Third, if cotton is present inside your coils you definitely under no circumstances should be witnessing glowing red spots anywhere on the coils.
Four, when you put your coils in the RDA, make sure all the connections are screwed down well, then try to level out the coils equally with a screwdriver or whatever you wrapped the coil with. Then, without cotton in them, get them glowing red and pinch them until the coils have compressed and are touching. Then, with a small flat head, paperclip, or any thin object, begin heating up the coils. If you see hot spots (parts of the coil where the resistance is not on a mean level with the other parts, causing it to draw more power and burn hotter, thus brighter) which usually appear in streaks, begin raking the metal across the areas where the streaks were shortly after (but definitely not during if you're using a conductive material) heating the coil up to witness them. When all is said and done, the ideal situation is both coils sitting evenly in their respective positions, and they heat evenly when fired and also glow evenly.
Five, when you do put cotton in the coils, make sure they've cooled down if recently heated. Then, the amount of cotton you want to put in the coils will be roughly the same as the inner diameter of the coil itself. When you insert the cotton, you want it to appear to fill all of the inner coil, but also have a LITTLE bit (not a lot) of give when you pull at the ends. Then take out your juice, saturate well and off you go into fun land.
IF your coils ARE burning red while cotton and (especially) juice are present within them, you have either built very poor coils (or have secured them poorly within the post connections) that are shorting / hot spotting all to hell OR alternatively, aren't using nearly enough cotton / juice.
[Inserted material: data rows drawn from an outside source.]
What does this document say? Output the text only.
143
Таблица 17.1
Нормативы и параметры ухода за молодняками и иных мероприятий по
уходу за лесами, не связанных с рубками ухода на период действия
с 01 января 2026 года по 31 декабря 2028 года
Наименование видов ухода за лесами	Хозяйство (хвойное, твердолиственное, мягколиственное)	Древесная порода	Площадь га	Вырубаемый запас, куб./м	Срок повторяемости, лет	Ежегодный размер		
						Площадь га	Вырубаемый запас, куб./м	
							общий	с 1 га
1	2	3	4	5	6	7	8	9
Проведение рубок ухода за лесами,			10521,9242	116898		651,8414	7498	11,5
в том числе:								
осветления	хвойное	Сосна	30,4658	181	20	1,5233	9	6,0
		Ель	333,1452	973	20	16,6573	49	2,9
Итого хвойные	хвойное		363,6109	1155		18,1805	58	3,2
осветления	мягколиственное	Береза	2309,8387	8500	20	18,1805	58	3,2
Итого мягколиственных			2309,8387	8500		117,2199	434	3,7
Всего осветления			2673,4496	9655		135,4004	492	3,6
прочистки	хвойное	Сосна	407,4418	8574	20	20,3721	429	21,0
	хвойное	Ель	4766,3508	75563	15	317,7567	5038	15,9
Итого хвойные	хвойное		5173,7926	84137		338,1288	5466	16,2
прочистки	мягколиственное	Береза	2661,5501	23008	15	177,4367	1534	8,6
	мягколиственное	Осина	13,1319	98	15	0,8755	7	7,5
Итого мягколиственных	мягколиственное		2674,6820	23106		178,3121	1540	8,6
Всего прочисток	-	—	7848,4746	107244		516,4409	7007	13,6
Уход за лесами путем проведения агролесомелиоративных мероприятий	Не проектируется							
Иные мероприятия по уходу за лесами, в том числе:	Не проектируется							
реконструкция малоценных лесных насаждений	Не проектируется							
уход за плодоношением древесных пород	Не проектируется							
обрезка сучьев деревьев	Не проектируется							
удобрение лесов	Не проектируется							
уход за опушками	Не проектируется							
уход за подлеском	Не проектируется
The fact that they are burning red means the coils are literally BURNING the cotton. This will definitely mess up the flavor, for obvious reasons. When you have a properly built, wicked and juiced coil build in an atomizer and begin applying wattage to it, you should see vapor rapidly rising off of the coils, droplets boiling / vaporizing off of the coil wraps and also hear a hissing sound. If it doesn't look and sound like this (besides the occasional popping which is normal) you have a definite issue that needs to be addressed.